How Ballad Writing Affects Our Seniors
Oh, I've never writ a ballad
And I'd rather eat shrimp salad,
(Tho' the Lord knows how I hate the
Pink and scrunchy little beasts),
But Miss Dixon says I gotto-
(And I pretty near forgotto)
But I'm sitting at my table
And my feet are pointing east.
Now one stanza, it is over-
Oh! Heck, what rhymes with "Over"?
Ah! yes; "I'm now in clover,"
But when I've got that over
I don't yet know what to write.
I might write of young Lloyd Boyle,
Sturdy son of Irish soil,
But to write of youthful Boyle
Would involve increasing toil,
For there is so much material
I'd never get it done.
Somewhere in this blessed metre
There's a crook. The stanzas peter
Out before I get them started
Just like that one did, just then.
But I'll keep a-writing on
Just in hope some thought will strike me.

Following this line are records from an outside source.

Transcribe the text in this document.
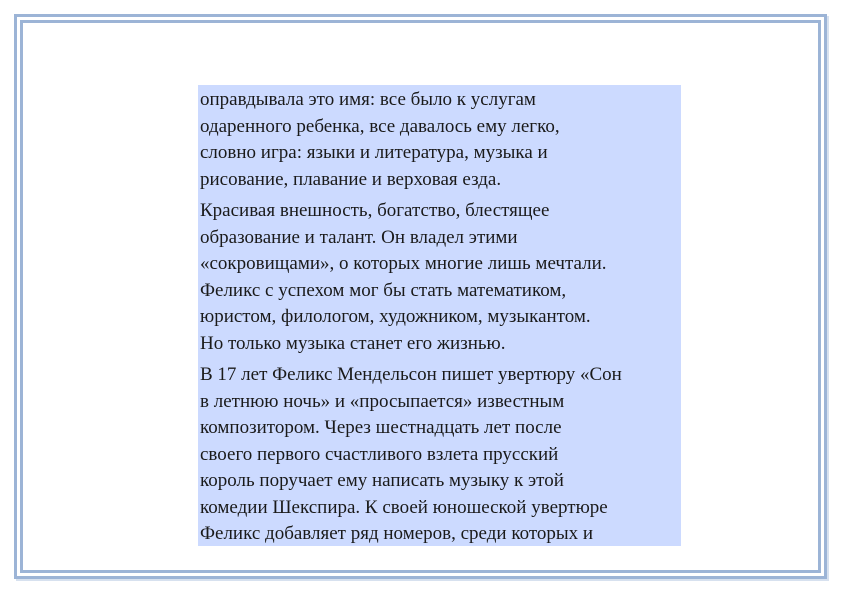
оправдывала это имя: все было к услугам
одаренного ребенка, все давалось ему легко,
словно игра: языки и литература, музыка и
рисование, плавание и верховая езда.

Красивая внешность, богатство, блестящее
образование и талант. Он владел этими
«сокровищами», о которых многие лишь мечтали.
Феликс с успехом мог бы стать математиком,
юристом, филологом, художником, музыкантом.
Но только музыка станет его жизнью.

В 17 лет Феликс Мендельсон пишет увертюру «Сон
в летнюю ночь» и «просыпается» известным
композитором. Через шестнадцать лет после
своего первого счастливого взлета прусский
король поручает ему написать музыку к этой
комедии Шекспира. К своей юношеской увертюре
Феликс добавляет ряд номеров, среди которых и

When it does, I'll let it run
Just in splashes off my pen.
(Wish that blamed idea would come.)
I've been writing for two pages,
But it seems like countless ages,
For I've scribbled and I've scribbled,
But I haven't said a thing.
This is getting worse each minute,
For whatever I put in it
I shall have to read before the English class.
'Know where I would like to be-
Just a-lyin' 'neath a tree.
Watchin' clouds up in the sky-
Fleecy clouds a-sailin' by
And we'd look up in the blue-
Only me, an' maybe you.
I could write a ballad then
That would drip right off my pen.
For the future I shall promise
(IF you let me live this time),
I'll ne'er write another ballad-
Never venture into rhyme.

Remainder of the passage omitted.